A corner of Fine Arts gallery


By the 19th century, the influence of French Arts took hold in Vietnam, having a large hand in the birth of modern Vietnam Fine Arts. It is considered that the history of modern Vietnam Fine Arts had began when the French colonialists established the “Fine Arts College of Indochine” (FACI) nowadays known as the Vietnam University of Fine Arts (42 Yet Kieu, Hanoi) which exclusively opened for the three Indochinese countries, namely Vietnam, Laos and Cambodia following an all around European training method.
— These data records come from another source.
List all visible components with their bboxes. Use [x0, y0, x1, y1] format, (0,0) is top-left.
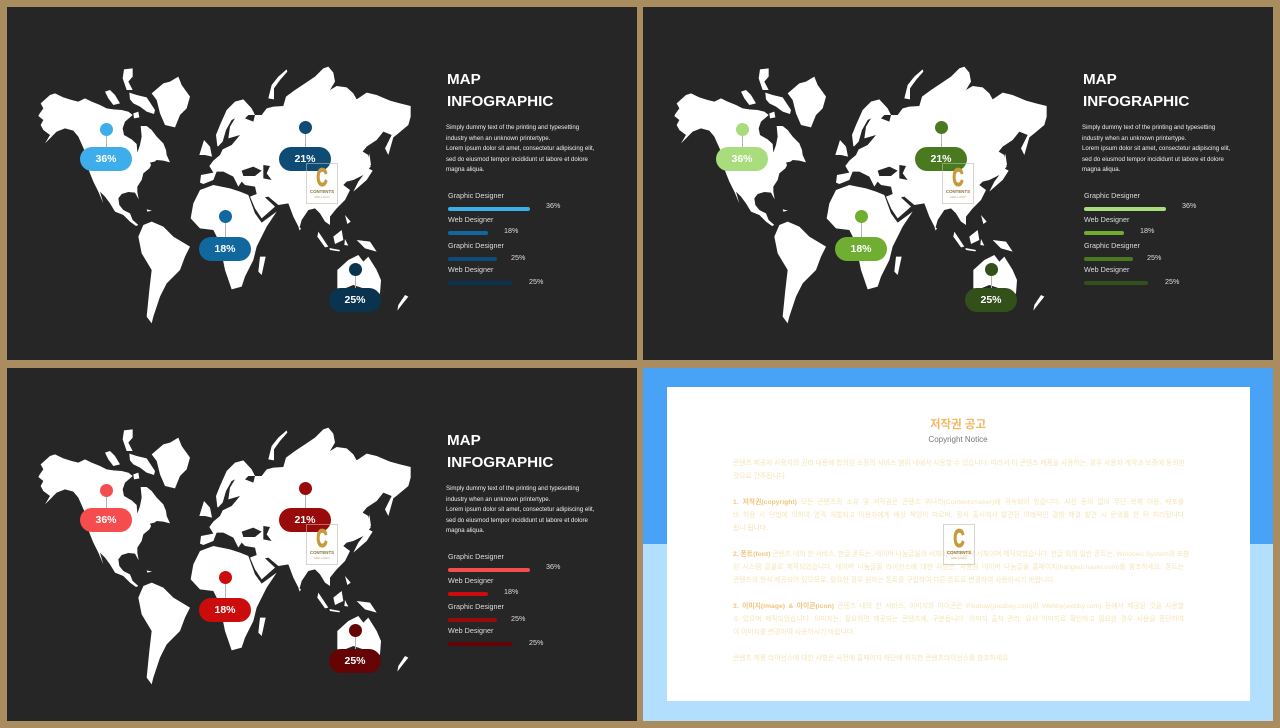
watermark logo	[943, 524, 975, 565]
watermark logo	[306, 524, 338, 565]
pin: africa 18%: 18%	[214, 243, 236, 255]
notice body text: 1. 저작권(copyright) 모든 콘텐츠의 소유 및 저작권은 콘텐츠 위나라(Contentsmaker)에 귀속되어 있습니다. 사전 동의 없이 무단 복제 이용, 배포를	[733, 499, 1184, 506]
bar chart	[1084, 191, 1196, 286]
heading: MAP	[447, 71, 481, 88]
bar chart: 25%	[511, 614, 525, 623]
bar chart: Graphic Designer	[1084, 191, 1140, 200]
pin: north america 36%	[80, 484, 132, 532]
notice body text: 콘텐츠 제공자 사용자의 권리 내용에 합의된 소정의 서비스 범위 내에서 사용할 수 있습니다. 따라서 이 콘텐츠 제품을 사용하는, 경우 사용자 계약과 보증에 동의한	[733, 460, 1185, 467]
pin: australia 25%: 25%	[344, 655, 366, 667]
description text: industry when an unknown printertype.	[446, 496, 550, 502]
description text: Lorem ipsum dolor sit amet, consectetur adipiscing elit,	[1082, 145, 1230, 152]
watermark logo: CONTENTS	[310, 189, 334, 194]
description text: sed do eiusmod tempor incididunt ut labore et dolore	[446, 156, 588, 162]
bar chart: 25%	[1147, 253, 1161, 262]
notice subtitle: Copyright Notice	[928, 435, 988, 444]
notice body text: 3. 이미지(image) & 아이콘(icon) 콘텐츠 내의 한 서비스, 이미지와 아이콘은 Pixabay(pixabay.com)와 Webby(webby.com) 등에서 제공된 것을 사용할	[733, 603, 1184, 610]
notice title: 저작권 공고	[930, 419, 986, 431]
panel: blue map infographic	[7, 7, 637, 360]
notice body text: 것으로 간주됩니다.	[733, 473, 787, 480]
pin: asia 21%: 21%	[294, 514, 316, 526]
bar chart: Web Designer	[448, 576, 493, 585]
bar chart: 36%	[546, 201, 560, 210]
description text: sed do eiusmod tempor incididunt ut labore et dolore	[1082, 156, 1224, 162]
pin: australia 25%	[329, 624, 381, 673]
watermark logo	[942, 163, 974, 204]
description text: magna aliqua.	[1082, 166, 1120, 173]
notice body text: 비 허용 시 민법에 의하여 엄격 처벌되고 이용자에게 배상 책임이 따르며, 정식 출시에서 발견된 이례적인 결함 해결 발견 시 문의를 한 뒤 처리됩니다	[733, 512, 1184, 519]
notice body text: 콘텐츠의 형식 제공되어 있으므로, 필요한 경우 원하는 폰트를 구입하여 다른 폰트로 변경하여 사용하시기 바랍니다.	[733, 577, 1055, 584]
watermark logo: MAIL LOGO	[951, 556, 967, 560]
bar chart: Graphic Designer	[448, 552, 504, 561]
heading: INFOGRAPHIC	[1083, 93, 1189, 110]
bar chart: Web Designer	[1084, 215, 1129, 224]
bar chart: Graphic Designer	[448, 602, 504, 611]
world map	[38, 428, 411, 684]
watermark logo: C	[952, 164, 964, 192]
pin: asia 21%: 21%	[294, 153, 316, 165]
pin: africa 18%	[199, 571, 251, 622]
notice body text: 수 있으며 제작되었습니다. 이미지는, 필요하면 제공되는 콘텐츠에, 구분됩니다. 이미지 출처 관리, 유사 이미지로 확인하고 필요한 경우 사용을 중단하여	[733, 616, 1184, 623]
watermark logo: C	[953, 525, 965, 553]
notice body text: 콘텐츠 제품 라이선스에 대한 사항은 사전에 홈페이지 하단에 위치한 콘텐츠라이선스를 참조하세요.	[733, 655, 1010, 662]
description text: sed do eiusmod tempor incididunt ut labore et dolore	[446, 516, 588, 524]
pin: north america 36%: 36%	[95, 153, 116, 165]
bar chart: 25%	[1165, 277, 1179, 286]
panel: copyright notice	[643, 368, 1273, 721]
bar chart	[448, 191, 560, 286]
watermark logo: MAIL LOGO	[314, 556, 330, 560]
notice body text: 된 시스템 글꼴로 제작되었습니다. 네이버 나눔글꼴 라이선스에 대한 사항은, 사용권 네이버 나눔글꼴 홈페이지(hangeul.naver.com)를 참조하세요. 폰트는	[733, 564, 1184, 571]
description text: Simply dummy text of the printing and typesetting	[1082, 124, 1215, 131]
watermark logo: CONTENTS	[946, 189, 970, 194]
pin: australia 25%	[965, 263, 1017, 312]
pin: north america 36%	[716, 123, 768, 171]
bar chart	[448, 552, 560, 647]
heading	[447, 71, 553, 110]
description text: Simply dummy text of the printing and typesetting	[446, 485, 579, 492]
pin: north america 36%	[80, 123, 132, 171]
pin: north america 36%: 36%	[731, 153, 752, 165]
heading: INFOGRAPHIC	[447, 454, 553, 471]
bar chart: Web Designer	[448, 626, 493, 635]
bar chart: 25%	[511, 253, 525, 262]
world map	[674, 66, 1047, 324]
description text: Lorem ipsum dolor sit amet, consectetur adipiscing elit,	[446, 145, 594, 152]
description text	[1082, 124, 1230, 173]
pin: asia 21%	[279, 482, 331, 532]
watermark logo: C	[316, 525, 328, 553]
heading	[1083, 71, 1189, 110]
world map	[38, 66, 411, 324]
bar chart: 25%	[529, 638, 543, 647]
watermark logo	[306, 163, 338, 204]
pin: north america 36%: 36%	[95, 514, 116, 526]
heading: INFOGRAPHIC	[447, 93, 553, 110]
bar chart: 36%	[1182, 201, 1196, 210]
pin: asia 21%: 21%	[930, 153, 952, 165]
description text: magna aliqua.	[446, 166, 484, 173]
notice body text: 2. 폰트(font) 콘텐츠 내의 한 서비스, 한글 폰트는, 네이버 나눔글꼴의 서체이며 상업적 서체이며 제작되었습니다. 한글 외의 일반 폰트는, Windows System의 포함	[733, 551, 1189, 558]
notice body text: 이 이미지를 변경하여 사용하시기 바랍니다.	[733, 629, 855, 636]
description text: Simply dummy text of the printing and typesetting	[446, 124, 579, 131]
description text: magna aliqua.	[446, 527, 484, 534]
bar chart: 25%	[529, 277, 543, 286]
panel: red map infographic	[7, 368, 637, 721]
panel: green map infographic	[643, 7, 1273, 360]
pin: australia 25%: 25%	[344, 294, 366, 306]
pin: africa 18%	[199, 210, 251, 261]
watermark logo: CONTENTS	[310, 550, 334, 555]
description text: Lorem ipsum dolor sit amet, consectetur adipiscing elit,	[446, 506, 594, 513]
bar chart: Web Designer	[448, 215, 493, 224]
bar chart: Web Designer	[1084, 265, 1129, 274]
heading	[447, 432, 553, 471]
watermark logo: MAIL LOGO	[314, 195, 330, 199]
watermark logo: C	[316, 164, 328, 192]
watermark logo: MAIL LOGO	[950, 195, 966, 199]
bar chart: Web Designer	[448, 265, 493, 274]
watermark logo: CONTENTS	[947, 550, 971, 555]
bar chart: 18%	[504, 587, 518, 596]
notice body text	[733, 459, 1189, 662]
pin: australia 25%	[329, 263, 381, 312]
heading: MAP	[447, 432, 481, 449]
description text: industry when an unknown printertype.	[446, 134, 550, 142]
pin: asia 21%	[915, 121, 967, 171]
white notice card	[667, 387, 1250, 701]
pin: asia 21%	[279, 121, 331, 171]
bar chart: Graphic Designer	[448, 241, 504, 250]
pin: africa 18%	[835, 210, 887, 261]
pin: africa 18%: 18%	[214, 604, 236, 616]
description text: industry when an unknown printertype.	[1082, 134, 1186, 142]
bar chart: 18%	[1140, 226, 1154, 235]
notice body text: 됩니 됩니다.	[733, 525, 768, 532]
pin: africa 18%: 18%	[850, 243, 872, 255]
bar chart: 36%	[546, 562, 560, 571]
bar chart: Graphic Designer	[1084, 241, 1140, 250]
bar chart: 18%	[504, 226, 518, 235]
description text	[446, 485, 594, 534]
heading: MAP	[1083, 71, 1117, 88]
bar chart: Graphic Designer	[448, 191, 504, 200]
pin: australia 25%: 25%	[980, 294, 1002, 306]
description text	[446, 124, 594, 173]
In 1945, Communist Party of Vietnam (Viet Minh) led a general resistance against French invaders in order to gain the independence for the country. A few Vietnamese intellectuals including artists such as To Ngoc Van, Tran Van Can, Phan Ke An, Luong Xuan Nhi, Nguyen Do Cung followed the resistance formed a new group and detached themselves from the original group of famous artists remaining in some big cities such as Nguyen Gia Tri, Mai Trung Thu, Le Pho, Le Ba Dang, and Le Thi Luu.
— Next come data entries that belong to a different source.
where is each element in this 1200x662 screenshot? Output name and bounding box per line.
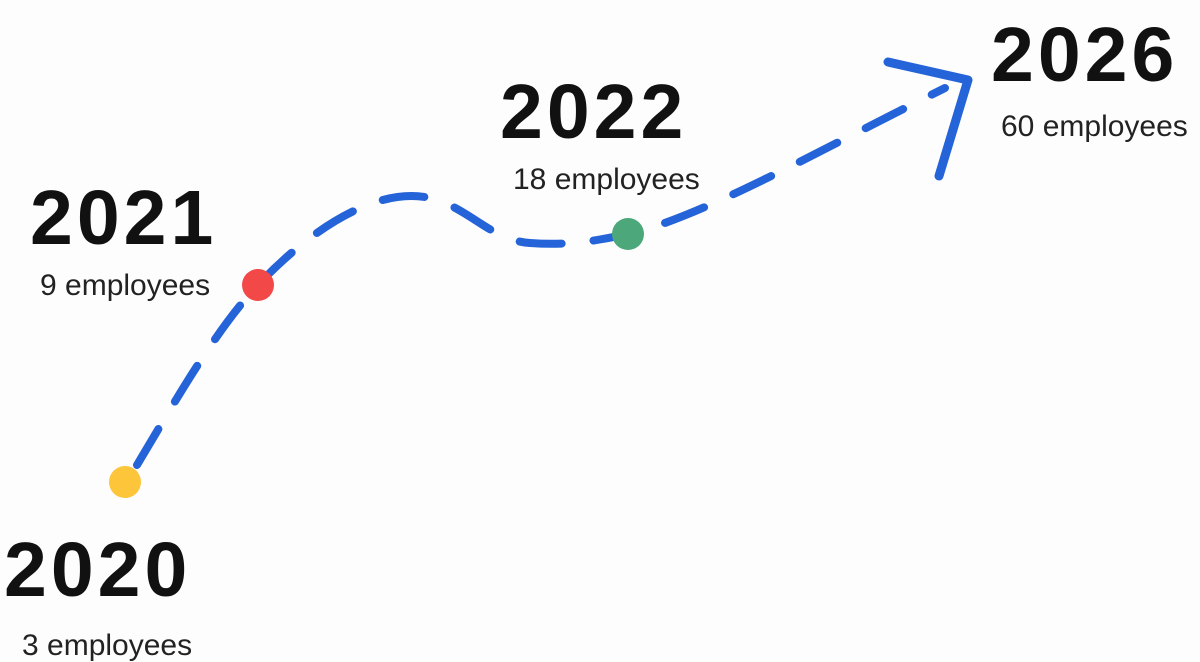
dot 2021 xyxy=(242,269,274,301)
year 2021: 2021 xyxy=(30,175,217,261)
arrowhead xyxy=(888,62,968,176)
dot 2022 xyxy=(612,218,644,250)
year 2026: 2026 xyxy=(991,12,1178,98)
label 2020 xyxy=(4,527,192,662)
label 2022 xyxy=(500,69,700,196)
dot 2020 xyxy=(109,466,141,498)
count 2021: 9 employees xyxy=(40,269,210,302)
count 2022: 18 employees xyxy=(513,163,700,196)
year 2020: 2020 xyxy=(4,527,191,613)
label 2021 xyxy=(30,175,217,302)
count 2020: 3 employees xyxy=(22,629,192,662)
year 2022: 2022 xyxy=(500,69,687,155)
label 2026 xyxy=(991,12,1188,143)
count 2026: 60 employees xyxy=(1001,110,1188,143)
dashed growth line xyxy=(137,88,945,465)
Boats in Perfume River of To Ngoc Van artist


The year 1954 was marked by Dien Bien Phu Victory and Vietnam was temporarily divided into two regions; of which, North Vietnam undertook the establishment of a socialist system and in the South, the first Republic of South Vietnam was established. In accordance with the Geneva Agreement’s consents, many intellectuals regrouped in the North and South. This event caused a tragic separation of Vietnam Fine Arts. In North of Vietnam, Nguyen Sang, Luu Cong Nhan, Bui Xuan Phai, Nguyen Tu Nghiem, Duong Bich Lien and several young generation artists developed their unique characters and art works; meanwhile in the South, Nguyen Trung, Nguyen Khai, Nguyen Lam, Nhieu De, Dinh Cuong, Nguyen Phuoc with their intentions and efforts towards innovation has made a first step to individual creative works.

In 1975, when the war ended, Vietnam became a unified country. However, there were no great changes in Vietnamese Fine Arts for the next 15 years as a result of clear distinction of Northern and Southern art cultures in Vietnam.  In the mid-1990′s, there appeared great changes in the Fine Arts. A new wave of artists with brilliant creative styles began to embrace modern art and traditional inheritance as their distinctive marks at international exhibitions.

Fundamentally, Vietnam Fine Arts has been bearing the seal of an agricultural tradition, attaching to the community life under the influence of Confucianism. Thus, one can hardly find any new trends or thoughts except those coming from the outside world which have been changed in accordance to Vietnamese life. It’s not to say that contemporary and modern art doesn’t exist in Vietnam but one must admit that it lacks the monumental works clearly showing philosophical uniqueness.

If brief, Vietnam Fine Arts represents a quiet beauty and simplicity of Vietnamese people and Vietnam culture with a long history of wars and economic struggles.